🤖 AI Summary
This work addresses the lack of theoretical grounding for classifier-free guidance (CFG) in diffusion models. We propose an interpretable analytical framework based on linearized modeling, leveraging contrastive principal component (CPC) decomposition and noise-level validation to formally decouple CFG into a tripartite synergistic mechanism: (i) class-mean-driven mean shift, (ii) forward enhancement of class-specific features via dominant principal components, and (iii) backward suppression of generic features through orthogonal principal components. Our theoretical analysis is rigorously validated across a broad noise range on realistic nonlinear diffusion models. This constitutes the first systematic theoretical foundation for CFG, enabling a paradigm shift from black-box guidance to interpretable, feature-level control.
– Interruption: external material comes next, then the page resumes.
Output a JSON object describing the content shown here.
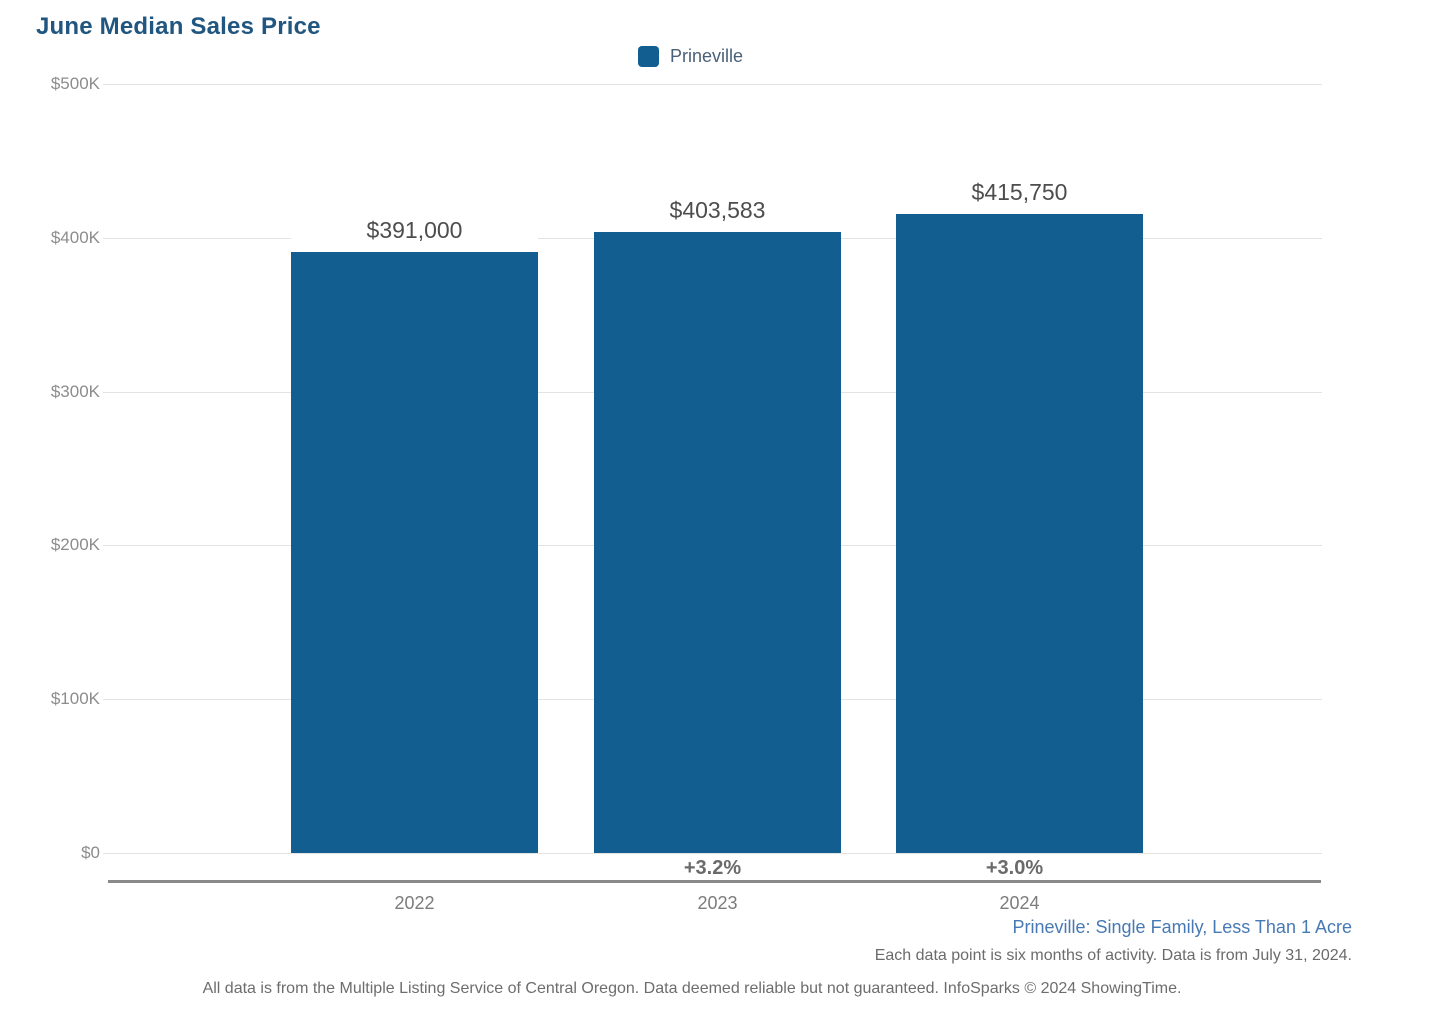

As a result, image generation fidelity and conditional controllability are significantly improved.
📝 Abstract
Classifier-free guidance (CFG) is a core technique powering state-of-the-art image generation systems, yet its underlying mechanisms remain poorly understood. In this work, we begin by analyzing CFG in a simplified linear diffusion model, where we show its behavior closely resembles that observed in the nonlinear case. Our analysis reveals that linear CFG improves generation quality via three distinct components: (i) a mean-shift term that approximately steers samples in the direction of class means, (ii) a positive Contrastive Principal Components (CPC) term that amplifies class-specific features, and (iii) a negative CPC term that suppresses generic features prevalent in unconditional data. We then verify that these insights in real-world, nonlinear diffusion models: over a broad range of noise levels, linear CFG resembles the behavior of its nonlinear counterpart. Although the two eventually diverge at low noise levels, we discuss how the insights from the linear analysis still shed light on the CFG's mechanism in the nonlinear regime.